What I’m thinking is now is the concept of a “top-selling it product” might depend on how we interpret it. From my perspective, an “it product” for YENTSÉ could be a pair of pants or a jacket, in which the cut and tailoring techniques are something I develop after my research. This unique piece is not an ephemeral happening, not something you will throw away after a season or two, but something that could still be worn after years. Overall, it will be that piece that encapsulates the definition of YENTSÉ – “Contemporary tailoring with timeless aesthetics”.


What are the elements that catch your attention when you see a fashion design piece?

The first elements I will notice is the fabric and the color, because they are the most evident traits you can see. Then, I will observe its cut and tailoring. Finally, I will scrutinize its details, and try to understand what kind of techniques the designer has used.

On your website, you mention about the sustainability development that you are focusing on. What are your sustainable initiatives, and are how do you practice them?

I believe that besides the topics everyone discusses, such as the use of upcycled or recycled fabrics and materials, as well as minimizing carbon footprint in logistics and shipments, there’s something more to consider. For a small and nascent brand like us, YENTSÉ has to plan every step of our sustainability practice early on. For example, we collaborate with a world-renowned brand, Scabal, on the collection and upcycle of fabric scraps and deadstock fabrics. Scabal is a London-based cloth merchant using luxury fabrics on their made-to-measure suits, and the quality of their fabrics are top-notch. For the fabric scraps, we would use them for the accessories or the details of a garment. As for the deadstock fabrics, since the amount is too limited to support the production of the whole main line, we would use them on unique pieces or for our capsule collection.
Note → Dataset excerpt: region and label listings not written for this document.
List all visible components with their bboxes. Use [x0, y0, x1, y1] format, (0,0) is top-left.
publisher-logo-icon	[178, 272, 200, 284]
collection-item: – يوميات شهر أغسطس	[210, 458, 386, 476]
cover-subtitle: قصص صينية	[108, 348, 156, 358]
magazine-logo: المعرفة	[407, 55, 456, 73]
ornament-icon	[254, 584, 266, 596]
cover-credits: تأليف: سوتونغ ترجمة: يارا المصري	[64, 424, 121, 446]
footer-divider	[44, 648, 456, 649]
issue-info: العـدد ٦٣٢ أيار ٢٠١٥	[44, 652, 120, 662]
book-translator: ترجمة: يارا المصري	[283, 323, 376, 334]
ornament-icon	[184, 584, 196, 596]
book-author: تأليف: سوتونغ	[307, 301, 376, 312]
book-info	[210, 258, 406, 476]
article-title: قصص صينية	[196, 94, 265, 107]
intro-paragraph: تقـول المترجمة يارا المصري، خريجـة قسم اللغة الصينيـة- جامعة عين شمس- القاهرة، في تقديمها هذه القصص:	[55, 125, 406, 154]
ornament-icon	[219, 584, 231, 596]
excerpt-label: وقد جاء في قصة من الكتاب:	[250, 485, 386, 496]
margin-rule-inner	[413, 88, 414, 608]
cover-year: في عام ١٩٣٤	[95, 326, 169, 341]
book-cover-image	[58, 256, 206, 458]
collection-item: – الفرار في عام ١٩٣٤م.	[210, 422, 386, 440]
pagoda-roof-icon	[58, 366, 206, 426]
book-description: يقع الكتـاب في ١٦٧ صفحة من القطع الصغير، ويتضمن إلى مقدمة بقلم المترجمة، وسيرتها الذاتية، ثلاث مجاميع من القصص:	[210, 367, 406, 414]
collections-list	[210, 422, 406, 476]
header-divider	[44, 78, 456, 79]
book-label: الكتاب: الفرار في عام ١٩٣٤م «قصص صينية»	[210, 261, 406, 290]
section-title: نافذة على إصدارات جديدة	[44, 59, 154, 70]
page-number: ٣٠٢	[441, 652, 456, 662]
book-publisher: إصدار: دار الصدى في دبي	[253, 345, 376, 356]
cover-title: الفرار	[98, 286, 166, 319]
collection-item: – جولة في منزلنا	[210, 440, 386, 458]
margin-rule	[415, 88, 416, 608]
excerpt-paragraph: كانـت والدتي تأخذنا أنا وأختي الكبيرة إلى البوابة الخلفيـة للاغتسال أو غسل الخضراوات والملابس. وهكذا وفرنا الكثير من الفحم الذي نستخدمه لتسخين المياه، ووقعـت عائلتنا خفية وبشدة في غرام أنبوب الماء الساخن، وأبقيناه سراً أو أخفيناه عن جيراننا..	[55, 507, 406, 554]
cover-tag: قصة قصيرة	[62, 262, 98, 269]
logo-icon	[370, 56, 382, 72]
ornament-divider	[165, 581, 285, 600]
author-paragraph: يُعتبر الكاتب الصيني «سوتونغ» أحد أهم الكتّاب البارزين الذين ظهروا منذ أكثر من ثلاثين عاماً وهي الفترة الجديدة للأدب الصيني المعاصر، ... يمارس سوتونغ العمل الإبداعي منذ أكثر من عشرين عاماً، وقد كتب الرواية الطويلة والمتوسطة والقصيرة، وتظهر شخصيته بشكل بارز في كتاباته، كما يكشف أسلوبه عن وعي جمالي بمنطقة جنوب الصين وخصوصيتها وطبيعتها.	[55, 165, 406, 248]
Thank you for the interesting insight! Before wrapping up our conversation, could you share with us your future plans?

We have just been represented by a showroom in Paris and have our first season – the Spring/Summer 2024 – shown in front of the buyers from all over the world. I hope that until the end of 2024, YENTSÉ will be present in more than 15 countries, and having clients in Europe, the US, South Korea, Japan, Hong Kong and even Taiwan!